Es ist Februar geworden; Die Sonne ist zurück und wirft lange Strahlen über unsere Farm in Nordschweden. Unsere Huskys heulen Johanna und ihrem kleinen Schlittenhundeteam hinterher, während sie über den schneebedeckten See zu einer kleinen Tour aufbricht.
Es fehlt nur eine Stimme im Chor. Lunas Stimme.
Vor ein paar Tagen sind Johanna und Luna zu einer letzten gemeinsamen Reise aufgebrochen. Das Ziel war der örtliche Tierarzt in Töre, der Luna einschläferte – ganz in Ruhe und voller Respekt.
In den letzten Wochen, als langsam klar wurde, dass Lunas Zeit zu Ende geht, tauchte immer wieder ein Satz auf: “Mit Luna geht eine Ära zu Ende.”
Und ohne dass wir genau verstehen können, was wir damit eigentlich gemeint haben, ist es doch ein Kreis, der sich schließt und neu beginnt.
Ein kleiner Rückblick
Ich möchte Dich gerne mitnehmen, mitnehmen auf eine kleine Zeitreise. Vielleicht gelingt es mir dieses Gefühl zu beschreiben, das entsteht, wenn ich an Lunas Ära denke.
Denn mit Luna hat alles angefangen und mit „Alles“ meine ich unser Leben mit Schlittenhunden – mein „Alles“.
Als sie geboren wurde waren Johanna und ich als Helferinnen in einem großen touristischen Schlittenhundecamp und erlebten unseren zweiten lappländischen Winter.
Sie war der einzige Welpe einer Hundemutter die sich nicht besonders gut gekümmert hat.
Luna verhielt sich von Anfang an höchst seltsam. Sie wirkte verstört, koordinativ wenig entwickelt, sehr schüchtern und orientierungslos. Als sie zum Beispiel nach dem Eingang zu ihrer Hütte suchte, fand sie ihn selten, und wir vermuteten, dass sie Probleme mit dem Sehvermögen haben könnte.
Johanna befürchtete, dass die kleine Luna in einem Kennel mit über 100 Hunden untergehen würde. Wie sollte sie hier überleben? Auch der Umstand, dass sie so gut wie kein Sozialverhalten durch ihre Mutter lernte, machte ihre Chancen, Teil des großen Rudels zu werden, zunichte.

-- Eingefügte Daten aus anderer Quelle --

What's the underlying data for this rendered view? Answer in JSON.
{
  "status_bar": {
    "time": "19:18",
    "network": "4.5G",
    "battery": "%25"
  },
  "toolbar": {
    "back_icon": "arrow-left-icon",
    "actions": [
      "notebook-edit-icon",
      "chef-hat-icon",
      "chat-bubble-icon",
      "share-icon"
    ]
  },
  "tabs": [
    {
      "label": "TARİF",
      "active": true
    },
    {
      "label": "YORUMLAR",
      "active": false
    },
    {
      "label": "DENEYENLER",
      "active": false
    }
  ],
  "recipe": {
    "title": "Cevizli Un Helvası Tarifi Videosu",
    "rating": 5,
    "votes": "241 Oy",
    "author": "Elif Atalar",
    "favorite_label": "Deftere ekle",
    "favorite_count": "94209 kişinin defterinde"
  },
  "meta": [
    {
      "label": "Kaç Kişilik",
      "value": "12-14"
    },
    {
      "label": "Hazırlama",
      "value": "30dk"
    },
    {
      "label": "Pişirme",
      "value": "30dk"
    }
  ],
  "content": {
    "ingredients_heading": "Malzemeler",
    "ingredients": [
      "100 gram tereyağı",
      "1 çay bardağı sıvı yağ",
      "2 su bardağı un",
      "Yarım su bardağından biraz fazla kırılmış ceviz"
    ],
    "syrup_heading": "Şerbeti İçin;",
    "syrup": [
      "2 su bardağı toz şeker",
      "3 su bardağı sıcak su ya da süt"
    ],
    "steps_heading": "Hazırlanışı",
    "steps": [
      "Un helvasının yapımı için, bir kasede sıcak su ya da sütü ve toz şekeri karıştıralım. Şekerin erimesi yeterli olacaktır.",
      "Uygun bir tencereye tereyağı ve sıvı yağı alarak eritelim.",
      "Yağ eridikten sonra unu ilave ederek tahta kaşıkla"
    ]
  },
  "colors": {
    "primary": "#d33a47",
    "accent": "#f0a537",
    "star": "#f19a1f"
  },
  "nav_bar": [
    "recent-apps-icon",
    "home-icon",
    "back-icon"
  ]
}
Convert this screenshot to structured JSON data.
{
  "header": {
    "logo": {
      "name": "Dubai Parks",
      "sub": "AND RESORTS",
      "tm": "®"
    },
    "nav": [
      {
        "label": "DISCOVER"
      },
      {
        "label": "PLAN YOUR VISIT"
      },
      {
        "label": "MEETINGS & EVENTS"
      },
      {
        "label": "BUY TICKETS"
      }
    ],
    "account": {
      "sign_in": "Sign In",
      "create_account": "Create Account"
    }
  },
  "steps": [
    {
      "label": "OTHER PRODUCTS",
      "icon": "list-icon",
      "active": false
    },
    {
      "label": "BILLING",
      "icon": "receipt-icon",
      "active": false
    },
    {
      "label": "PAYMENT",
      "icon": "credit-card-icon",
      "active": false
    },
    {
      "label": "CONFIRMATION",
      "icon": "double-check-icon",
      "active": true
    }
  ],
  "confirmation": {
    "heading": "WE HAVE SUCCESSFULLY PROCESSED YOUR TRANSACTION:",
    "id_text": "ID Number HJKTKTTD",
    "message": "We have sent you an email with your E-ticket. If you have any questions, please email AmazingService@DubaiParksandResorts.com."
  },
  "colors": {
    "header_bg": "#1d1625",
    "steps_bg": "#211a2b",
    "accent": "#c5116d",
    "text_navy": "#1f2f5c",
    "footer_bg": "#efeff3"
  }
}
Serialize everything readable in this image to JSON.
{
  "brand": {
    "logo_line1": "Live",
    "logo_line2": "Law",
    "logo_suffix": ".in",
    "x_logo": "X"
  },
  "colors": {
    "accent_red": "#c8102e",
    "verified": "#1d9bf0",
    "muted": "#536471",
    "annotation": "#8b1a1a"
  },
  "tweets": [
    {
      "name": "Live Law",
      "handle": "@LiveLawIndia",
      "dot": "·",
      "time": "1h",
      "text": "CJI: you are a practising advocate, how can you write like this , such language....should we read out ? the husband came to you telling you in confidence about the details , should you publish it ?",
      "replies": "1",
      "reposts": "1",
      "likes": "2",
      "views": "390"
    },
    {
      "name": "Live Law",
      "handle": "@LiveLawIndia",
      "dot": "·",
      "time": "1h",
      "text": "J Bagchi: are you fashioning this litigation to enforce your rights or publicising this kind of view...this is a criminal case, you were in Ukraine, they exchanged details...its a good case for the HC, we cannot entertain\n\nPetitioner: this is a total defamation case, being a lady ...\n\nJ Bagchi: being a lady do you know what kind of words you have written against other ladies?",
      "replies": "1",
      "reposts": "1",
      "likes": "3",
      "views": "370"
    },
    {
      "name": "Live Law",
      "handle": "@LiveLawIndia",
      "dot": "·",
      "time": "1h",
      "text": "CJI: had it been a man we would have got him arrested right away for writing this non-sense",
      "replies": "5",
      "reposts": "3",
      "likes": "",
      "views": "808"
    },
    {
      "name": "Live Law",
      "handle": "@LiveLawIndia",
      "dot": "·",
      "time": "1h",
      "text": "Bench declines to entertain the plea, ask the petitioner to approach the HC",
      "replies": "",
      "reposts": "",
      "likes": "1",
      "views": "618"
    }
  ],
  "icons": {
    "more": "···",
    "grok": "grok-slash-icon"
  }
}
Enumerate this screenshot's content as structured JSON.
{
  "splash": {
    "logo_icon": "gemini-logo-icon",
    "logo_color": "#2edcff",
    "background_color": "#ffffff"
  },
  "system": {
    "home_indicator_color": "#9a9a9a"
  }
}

Johannas Entschluss stand schnell fest – Luna kommt zu uns.
So wird ein Bauwagen schnell zur grossen Hundehütte
Ich hätte mich damals sicher noch nicht entschieden, für einen Hund verantwortlich zu sein. Obwohl klar war, dass wir in Lappland bleiben würden, war Vieles noch ungewiss.
Aber gut, dachte ich – wenn Luna bei uns einzieht, können wir auch einen zweiten Welpen haben.
Das erschien mir nun wieder völlig logisch und so kam neben Luna auch Jet in unser Leben. Jet stammte aus einem anderen Wurf mit mehr Welpen der fast zeitgleich zur Welt kam.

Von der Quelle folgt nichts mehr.